Indiens langsame Loslösung von Russland ist unausweichlich.

Neu-Delhi mag immer noch belastbare Beziehungen zu Moskau unterhalten – seit dem russischen Angriffskrieg ist das Land beispielsweise Indiens größter Öl-Lieferant geworden – aber Indiens langsame Loslösung von Russland ist unausweichlich. Russland wird damit im Partnerspektrum Indiens zunehmend an Bedeutung verlieren. Sie fußt auf mehrerlei Erkenntnissen, hier vor allem aber jener, dass Russland zunehmend in ein direktes Abhängigkeitsverhältnis gegenüber China rutschen könnte und dass die indischen Ambitionen nicht im Kontext einer indisch-russischen Partnerschaft darstellbar sind. Der Grenzkonflikt zwischen China und Indien im Jahr 2020 hat dazu geführt, dass Indien China als eine existenzielle Herausforderung für die nationale Sicherheit ansieht.
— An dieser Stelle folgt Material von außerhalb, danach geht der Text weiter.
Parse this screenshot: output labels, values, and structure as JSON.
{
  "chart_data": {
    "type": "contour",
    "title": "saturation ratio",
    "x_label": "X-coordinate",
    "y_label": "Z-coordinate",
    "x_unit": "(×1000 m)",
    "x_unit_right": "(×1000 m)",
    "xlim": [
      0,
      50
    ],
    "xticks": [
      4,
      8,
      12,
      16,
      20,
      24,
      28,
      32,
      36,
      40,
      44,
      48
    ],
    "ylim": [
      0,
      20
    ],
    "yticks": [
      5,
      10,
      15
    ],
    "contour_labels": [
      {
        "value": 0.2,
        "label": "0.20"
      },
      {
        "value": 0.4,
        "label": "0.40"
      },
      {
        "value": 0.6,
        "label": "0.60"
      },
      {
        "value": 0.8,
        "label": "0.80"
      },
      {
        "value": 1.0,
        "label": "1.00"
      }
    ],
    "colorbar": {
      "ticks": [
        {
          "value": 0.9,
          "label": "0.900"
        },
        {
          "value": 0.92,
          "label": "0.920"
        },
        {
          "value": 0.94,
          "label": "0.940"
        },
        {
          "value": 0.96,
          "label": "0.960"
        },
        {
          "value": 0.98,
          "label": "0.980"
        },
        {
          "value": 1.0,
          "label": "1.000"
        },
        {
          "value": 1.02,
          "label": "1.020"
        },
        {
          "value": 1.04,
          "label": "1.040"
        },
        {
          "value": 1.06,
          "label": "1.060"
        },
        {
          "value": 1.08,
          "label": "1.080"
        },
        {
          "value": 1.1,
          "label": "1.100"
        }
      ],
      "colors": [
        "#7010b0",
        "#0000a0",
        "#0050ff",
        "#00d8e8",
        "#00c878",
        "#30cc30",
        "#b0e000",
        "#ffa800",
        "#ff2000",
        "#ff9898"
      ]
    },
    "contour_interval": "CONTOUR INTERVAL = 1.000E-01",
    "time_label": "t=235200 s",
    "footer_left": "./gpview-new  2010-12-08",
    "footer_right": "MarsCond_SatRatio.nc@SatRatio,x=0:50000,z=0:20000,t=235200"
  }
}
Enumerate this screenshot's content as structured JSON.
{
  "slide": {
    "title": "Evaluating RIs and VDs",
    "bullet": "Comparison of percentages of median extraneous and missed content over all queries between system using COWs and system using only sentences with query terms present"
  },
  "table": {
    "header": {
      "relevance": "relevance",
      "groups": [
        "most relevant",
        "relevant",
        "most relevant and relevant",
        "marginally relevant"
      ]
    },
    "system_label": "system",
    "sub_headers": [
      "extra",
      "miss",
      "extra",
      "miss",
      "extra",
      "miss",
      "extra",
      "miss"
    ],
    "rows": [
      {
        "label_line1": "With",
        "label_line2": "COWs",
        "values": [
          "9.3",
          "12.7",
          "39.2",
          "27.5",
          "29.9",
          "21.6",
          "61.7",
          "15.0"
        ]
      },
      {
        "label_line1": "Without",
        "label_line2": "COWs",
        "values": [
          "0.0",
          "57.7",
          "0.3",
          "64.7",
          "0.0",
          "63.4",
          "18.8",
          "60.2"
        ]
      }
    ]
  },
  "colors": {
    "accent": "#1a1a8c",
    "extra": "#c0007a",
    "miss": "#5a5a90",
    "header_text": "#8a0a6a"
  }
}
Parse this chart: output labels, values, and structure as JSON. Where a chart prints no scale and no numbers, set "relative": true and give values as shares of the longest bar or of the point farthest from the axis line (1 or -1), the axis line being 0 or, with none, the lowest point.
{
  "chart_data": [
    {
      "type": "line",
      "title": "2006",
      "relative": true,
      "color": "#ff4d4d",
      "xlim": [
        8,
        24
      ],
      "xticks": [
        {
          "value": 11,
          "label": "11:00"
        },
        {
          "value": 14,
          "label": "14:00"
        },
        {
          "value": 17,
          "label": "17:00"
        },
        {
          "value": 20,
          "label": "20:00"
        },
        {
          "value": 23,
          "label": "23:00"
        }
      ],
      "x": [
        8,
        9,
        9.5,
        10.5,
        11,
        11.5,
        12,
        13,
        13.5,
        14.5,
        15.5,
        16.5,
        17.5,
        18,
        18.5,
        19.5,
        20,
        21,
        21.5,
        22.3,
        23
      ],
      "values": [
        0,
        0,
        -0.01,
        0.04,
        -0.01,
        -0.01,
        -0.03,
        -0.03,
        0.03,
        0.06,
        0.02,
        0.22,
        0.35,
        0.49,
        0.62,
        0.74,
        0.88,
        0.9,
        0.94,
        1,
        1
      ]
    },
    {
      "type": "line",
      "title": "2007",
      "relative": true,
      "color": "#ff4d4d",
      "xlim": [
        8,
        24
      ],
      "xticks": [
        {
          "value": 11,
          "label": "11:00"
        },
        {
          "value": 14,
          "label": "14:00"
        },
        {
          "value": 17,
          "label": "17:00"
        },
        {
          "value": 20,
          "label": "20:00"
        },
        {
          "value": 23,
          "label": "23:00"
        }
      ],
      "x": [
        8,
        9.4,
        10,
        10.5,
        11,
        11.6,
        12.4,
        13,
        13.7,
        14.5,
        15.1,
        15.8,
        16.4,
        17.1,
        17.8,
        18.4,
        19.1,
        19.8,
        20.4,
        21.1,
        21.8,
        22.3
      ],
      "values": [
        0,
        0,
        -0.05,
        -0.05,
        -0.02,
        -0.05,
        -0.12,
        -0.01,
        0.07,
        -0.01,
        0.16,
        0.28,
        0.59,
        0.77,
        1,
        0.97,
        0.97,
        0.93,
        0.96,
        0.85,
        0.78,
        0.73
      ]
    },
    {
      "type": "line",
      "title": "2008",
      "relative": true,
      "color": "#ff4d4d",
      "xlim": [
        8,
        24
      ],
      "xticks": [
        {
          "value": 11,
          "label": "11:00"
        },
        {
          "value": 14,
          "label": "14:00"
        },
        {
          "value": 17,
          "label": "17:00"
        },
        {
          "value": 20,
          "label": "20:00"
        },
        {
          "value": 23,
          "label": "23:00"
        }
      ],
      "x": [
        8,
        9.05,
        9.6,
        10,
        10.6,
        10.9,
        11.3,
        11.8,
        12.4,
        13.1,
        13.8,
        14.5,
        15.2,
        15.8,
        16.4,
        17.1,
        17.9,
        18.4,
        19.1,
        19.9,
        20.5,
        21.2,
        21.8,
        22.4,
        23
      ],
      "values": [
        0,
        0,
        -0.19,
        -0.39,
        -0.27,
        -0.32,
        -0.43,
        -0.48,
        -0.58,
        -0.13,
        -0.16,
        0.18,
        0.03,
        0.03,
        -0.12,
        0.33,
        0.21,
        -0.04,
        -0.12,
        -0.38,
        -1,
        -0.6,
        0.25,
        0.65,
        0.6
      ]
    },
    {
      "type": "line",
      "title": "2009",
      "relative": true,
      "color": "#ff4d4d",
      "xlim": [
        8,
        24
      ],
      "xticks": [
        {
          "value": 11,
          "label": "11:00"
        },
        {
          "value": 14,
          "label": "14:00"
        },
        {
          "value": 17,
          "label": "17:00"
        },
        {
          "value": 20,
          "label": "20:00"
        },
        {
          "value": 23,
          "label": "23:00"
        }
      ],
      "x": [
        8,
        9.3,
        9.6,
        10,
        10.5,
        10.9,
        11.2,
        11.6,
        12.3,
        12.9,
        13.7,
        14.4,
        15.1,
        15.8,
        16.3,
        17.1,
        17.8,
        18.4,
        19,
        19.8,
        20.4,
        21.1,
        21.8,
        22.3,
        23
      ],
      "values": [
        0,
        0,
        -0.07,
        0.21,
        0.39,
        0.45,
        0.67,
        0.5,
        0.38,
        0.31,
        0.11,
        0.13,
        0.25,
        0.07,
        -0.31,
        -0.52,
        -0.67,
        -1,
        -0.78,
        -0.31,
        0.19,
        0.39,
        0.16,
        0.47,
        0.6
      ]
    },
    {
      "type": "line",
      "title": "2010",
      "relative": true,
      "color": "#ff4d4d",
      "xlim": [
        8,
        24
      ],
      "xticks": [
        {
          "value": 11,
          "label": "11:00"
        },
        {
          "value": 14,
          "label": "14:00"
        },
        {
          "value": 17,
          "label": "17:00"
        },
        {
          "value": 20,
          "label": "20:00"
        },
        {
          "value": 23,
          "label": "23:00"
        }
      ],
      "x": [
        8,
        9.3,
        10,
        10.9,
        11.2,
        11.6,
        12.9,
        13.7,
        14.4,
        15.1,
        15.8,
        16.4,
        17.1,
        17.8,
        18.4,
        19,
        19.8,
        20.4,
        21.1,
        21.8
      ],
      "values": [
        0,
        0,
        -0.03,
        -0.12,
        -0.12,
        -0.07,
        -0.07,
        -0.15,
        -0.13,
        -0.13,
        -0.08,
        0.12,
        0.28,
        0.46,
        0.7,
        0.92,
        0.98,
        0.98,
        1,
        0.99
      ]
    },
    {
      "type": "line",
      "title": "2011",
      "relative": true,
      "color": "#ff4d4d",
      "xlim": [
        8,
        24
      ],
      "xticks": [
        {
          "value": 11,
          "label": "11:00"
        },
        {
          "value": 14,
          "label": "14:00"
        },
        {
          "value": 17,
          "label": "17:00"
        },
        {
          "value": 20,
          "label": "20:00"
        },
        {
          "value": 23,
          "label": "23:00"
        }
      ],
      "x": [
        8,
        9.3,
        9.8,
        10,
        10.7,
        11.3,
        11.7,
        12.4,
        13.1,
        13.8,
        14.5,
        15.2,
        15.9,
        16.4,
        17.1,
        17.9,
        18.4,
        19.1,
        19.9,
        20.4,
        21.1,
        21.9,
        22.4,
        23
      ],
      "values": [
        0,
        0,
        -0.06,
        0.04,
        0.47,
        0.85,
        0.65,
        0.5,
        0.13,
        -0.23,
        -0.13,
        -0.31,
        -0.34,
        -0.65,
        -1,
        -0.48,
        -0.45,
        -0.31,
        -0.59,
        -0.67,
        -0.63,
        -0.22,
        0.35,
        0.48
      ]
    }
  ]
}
Für Indien markiert das eine eigene „Zeitenwende“ und stellt den Kern der indischen Sicherheitspolitik dar.

Gleichzeitig ermöglichen – ja, gar bedingen – die Abkühlung der indisch-russischen Beziehungen und der Konflikt mit China eine vorsichtige Hinwendung zum Westen. Diese Wendung, vor allem zu den USA, wird zunehmend deutlicher – das hat nicht zuletzt der sehr große rote Teppich in Washington eindrücklich bewiesen. Die strategischen Konvergenzen zwischen Indien und den USA sind auf einem Höchststand angekommen. Indien und die Vereinigten Staaten haben mit China einen klaren und gemeinsamen Gegner und befinden sich zunehmend in einem geopolitischen Nash-Gleichgewicht: Beide Länder wissen, dass der jeweils andere ihnen helfen kann, den jeweiligen Wettbewerb gegen Peking für sich zu entscheiden. Für die Vereinigten Staaten ist Indien eine zentrale Kraft, die nicht nur eine lange, umstrittene Landgrenze mit China teilt, sondern das Potenzial sowie – im gewissen Umfang – auch die Potenz hat, um China regional herauszufordern. Für Indien hingegen sind die Vereinigten Staaten eine Quelle für Hochtechnologien – unter anderem im Militärbereich –, stellen Investitionen, die das Land dringend benötigt, sowie sind als extraterritorialer Balance-Akteur im Indo-Pazifik. Dies findet im Rahmen des Quad Sicherheitsdialogs statt, dem Indien sich verschrieben hat. 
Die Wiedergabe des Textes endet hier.